Carvello v Warner Music Group Corp.
2026 NY Slip Op 00634 [246 AD3d 482]
February 10, 2026
Appellate Division, First Department
Published by New York State Law Reporting Bureau pursuant to Judiciary Law § 431.
As corrected through Wednesday, April 8, 2026


[*1]
 Dorothy S. Carvello, Respondent,
v
Warner Music Group Corp. et al., Defendants, and Jason Flom, Appellant.

Chaudhry Law PLLC, New York (Jeffrey M. Movit of counsel), for appellant.

Brown Rudnick LLP, New York (D. Cameron Moxley of counsel), for respondent.


HEADNOTES


Negligence - Negligent Infliction of Emotional Distress - Duty to Control Behavior of Others

Torts - Intentional Infliction of Emotional Distress - Extreme and Outrageous Conduct - Directing Co-Worker to Sit on Lap

Order, Supreme Court, New York County (Mary V. Rosado, J.), entered on or about January 21, 2025, which, to the extent appealed, denied so much of the motion of defendant, Jason Flom, to dismiss plaintiff's complaint as against him, unanimously reversed, on the law, without costs, and the motion granted. The Clerk is directed to enter judgment accordingly.
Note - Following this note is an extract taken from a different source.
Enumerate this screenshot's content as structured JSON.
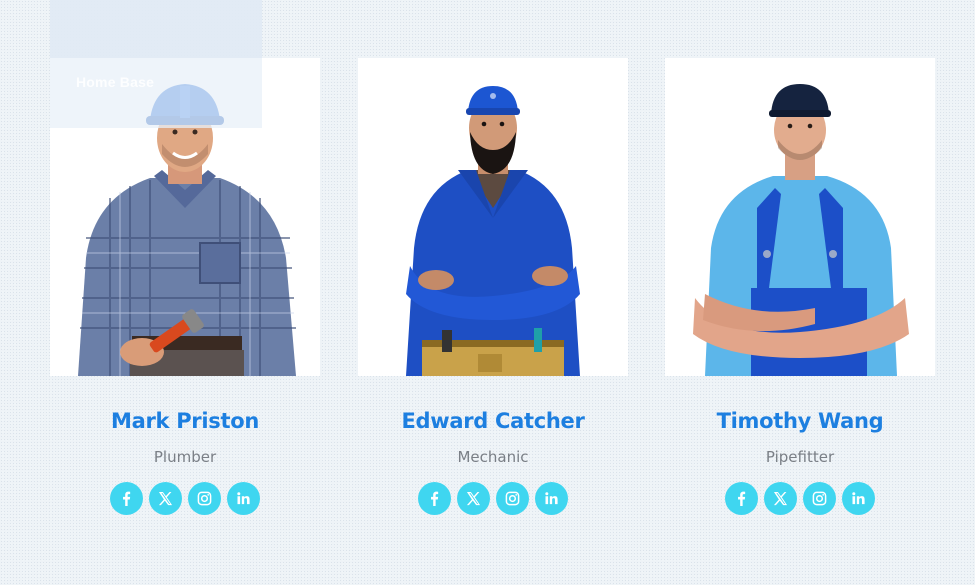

Plaintiff's claim for negligent infliction of emotional distress against defendant Jason Flom, her co-employee, should have been dismissed as barred by the exclusivity of the Worker's Compensation Law (see Thomas v Northeast Theatre Corp., 51 AD3d 588, 589 [1st Dept 2008]). In addition, plaintiff failed to plead facts to show that Flom had a duty to plaintiff to control the behavior of others who were committing acts of misconduct towards her (see Jonathan A. v Board of Educ. of City of N.Y., 8 AD3d 80, 81 [1st Dept 2004]).

Plaintiff's claim for intentional infliction of emotional distress based on Flom's having allegedly directed her to sit on his lap during a business meeting should have been dismissed, because, while inappropriate, the alleged misconduct was not "so outrageous in character, and so extreme in degree, as to go beyond all possible bounds of decency, and to be regarded as atrocious, and utterly intolerable in a civilized community" (Chanko v American Broadcasting Cos. Inc., 27 NY3d 46, 56 [2016] [internal quotation marks omitted]).

Finally, plaintiff's claim for civil conspiracy should also have been dismissed, as New York does not recognize an independent cause of action for conspiracy to commit a civil tort (see Abacus Fed. Sav. Bank v Lim, 75 AD3d 472, 474 [1st Dept 2010]). Concur—Kennedy, J.P., Scarpulla, Gesmer, Mendez, Hagler, JJ.